Abstract

Deep learning methods for salient object detection (SOD) have been studied actively and promisingly. However, the existing methods mainly focus on the decoding process and ignore the differences in the contributions of different encoder blocks. To address this problem for SOD, we propose an adaptive multi-content complementary network (PASNet) for salient object detection which aims to exploit the valuable contextual information in the encoder fully. Unlike existing CNN-based methods, we adopt the pyramidal visual transformer (PVTv2) as the backbone network to learn global and local representations with its self-attention mechanism. Then, we follow the coarse-to-fine strategy and introduce two novel modules, including an advanced semantic fusion module (ASFM) and a self-refinement module (SRM).
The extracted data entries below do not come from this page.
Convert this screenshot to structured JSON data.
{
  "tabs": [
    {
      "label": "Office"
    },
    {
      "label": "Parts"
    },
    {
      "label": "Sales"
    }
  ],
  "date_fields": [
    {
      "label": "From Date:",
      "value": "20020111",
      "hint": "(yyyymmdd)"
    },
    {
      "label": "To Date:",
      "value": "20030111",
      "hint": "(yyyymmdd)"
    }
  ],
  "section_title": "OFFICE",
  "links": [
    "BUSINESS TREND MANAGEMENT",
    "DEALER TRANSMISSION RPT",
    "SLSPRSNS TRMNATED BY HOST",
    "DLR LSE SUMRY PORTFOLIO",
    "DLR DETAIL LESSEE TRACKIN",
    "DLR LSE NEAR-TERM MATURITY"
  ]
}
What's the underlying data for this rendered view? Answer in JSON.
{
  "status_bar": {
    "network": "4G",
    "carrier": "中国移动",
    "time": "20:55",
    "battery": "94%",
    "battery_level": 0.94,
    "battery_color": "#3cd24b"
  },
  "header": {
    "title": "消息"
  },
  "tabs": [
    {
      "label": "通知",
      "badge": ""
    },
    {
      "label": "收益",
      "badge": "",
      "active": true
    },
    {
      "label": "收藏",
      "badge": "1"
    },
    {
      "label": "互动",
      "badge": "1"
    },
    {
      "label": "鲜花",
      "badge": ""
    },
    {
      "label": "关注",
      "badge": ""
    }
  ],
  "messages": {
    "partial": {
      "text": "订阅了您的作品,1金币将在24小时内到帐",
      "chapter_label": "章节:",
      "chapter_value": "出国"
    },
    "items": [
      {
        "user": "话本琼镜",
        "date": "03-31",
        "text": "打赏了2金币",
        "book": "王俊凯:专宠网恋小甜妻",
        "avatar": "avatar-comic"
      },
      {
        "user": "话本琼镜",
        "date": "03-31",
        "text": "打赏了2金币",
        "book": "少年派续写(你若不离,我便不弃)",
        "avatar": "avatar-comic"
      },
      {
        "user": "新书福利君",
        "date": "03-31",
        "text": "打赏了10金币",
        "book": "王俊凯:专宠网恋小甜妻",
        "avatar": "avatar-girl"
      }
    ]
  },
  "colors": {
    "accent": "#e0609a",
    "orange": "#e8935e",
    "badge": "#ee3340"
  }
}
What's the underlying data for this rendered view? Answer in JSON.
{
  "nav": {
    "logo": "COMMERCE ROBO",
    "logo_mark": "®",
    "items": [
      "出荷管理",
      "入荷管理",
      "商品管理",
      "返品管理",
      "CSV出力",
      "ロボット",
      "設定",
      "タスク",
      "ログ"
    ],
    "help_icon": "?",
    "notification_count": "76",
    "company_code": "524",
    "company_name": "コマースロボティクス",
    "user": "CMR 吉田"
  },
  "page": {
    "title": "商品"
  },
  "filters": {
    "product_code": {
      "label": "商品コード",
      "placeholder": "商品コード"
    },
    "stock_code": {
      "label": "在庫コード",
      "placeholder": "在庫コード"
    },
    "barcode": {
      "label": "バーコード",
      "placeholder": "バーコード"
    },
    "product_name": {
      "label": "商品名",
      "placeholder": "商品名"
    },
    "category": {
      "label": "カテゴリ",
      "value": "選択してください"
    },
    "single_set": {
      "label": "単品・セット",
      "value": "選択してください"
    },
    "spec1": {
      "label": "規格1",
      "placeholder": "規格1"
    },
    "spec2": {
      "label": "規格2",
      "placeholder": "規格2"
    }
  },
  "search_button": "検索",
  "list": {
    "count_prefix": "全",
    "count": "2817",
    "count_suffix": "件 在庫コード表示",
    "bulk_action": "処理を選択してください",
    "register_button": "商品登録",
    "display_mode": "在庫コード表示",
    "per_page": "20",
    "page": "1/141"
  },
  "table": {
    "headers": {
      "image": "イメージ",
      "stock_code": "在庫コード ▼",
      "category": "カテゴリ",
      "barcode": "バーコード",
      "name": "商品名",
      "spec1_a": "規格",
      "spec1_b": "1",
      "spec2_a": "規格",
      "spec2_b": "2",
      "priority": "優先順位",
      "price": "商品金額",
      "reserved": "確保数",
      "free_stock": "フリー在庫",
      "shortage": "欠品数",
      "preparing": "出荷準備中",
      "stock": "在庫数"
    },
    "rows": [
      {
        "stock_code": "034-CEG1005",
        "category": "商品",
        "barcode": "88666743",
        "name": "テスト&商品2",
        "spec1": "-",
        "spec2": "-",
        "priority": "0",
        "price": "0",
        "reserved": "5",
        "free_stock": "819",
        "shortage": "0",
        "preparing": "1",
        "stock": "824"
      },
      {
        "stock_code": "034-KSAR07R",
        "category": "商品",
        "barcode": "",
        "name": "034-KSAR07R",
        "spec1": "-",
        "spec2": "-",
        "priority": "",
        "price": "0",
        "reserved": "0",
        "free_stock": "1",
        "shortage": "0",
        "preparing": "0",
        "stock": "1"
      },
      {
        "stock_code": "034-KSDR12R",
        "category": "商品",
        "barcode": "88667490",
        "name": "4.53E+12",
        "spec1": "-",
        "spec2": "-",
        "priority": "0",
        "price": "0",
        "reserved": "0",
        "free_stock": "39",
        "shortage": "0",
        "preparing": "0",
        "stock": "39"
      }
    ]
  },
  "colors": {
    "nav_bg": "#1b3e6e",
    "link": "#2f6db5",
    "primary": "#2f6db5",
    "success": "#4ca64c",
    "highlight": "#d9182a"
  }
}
Among these, the ASFM takes local branches and adjacent branches as inputs and collects semantic and location information of salient objects from high-level features to generate an initial coarse saliency map. The coarse saliency map serves as the location guidance for low-level features, and the SRM is applied to capture detailed information disguised in low-level features. We expand the location information with high-level semantics from top to bottom across the salient region, which is effectively fused with detailed information through feature modulation. The model effectively suppresses noises in the features and significantly improves their expressive capabilities. To verify the effectiveness of our PASNet, we conducted extensive experiments on five challenging datasets, and the results show that the proposed model is superior to some of the current state-of-the-art methods under different evaluation metrics.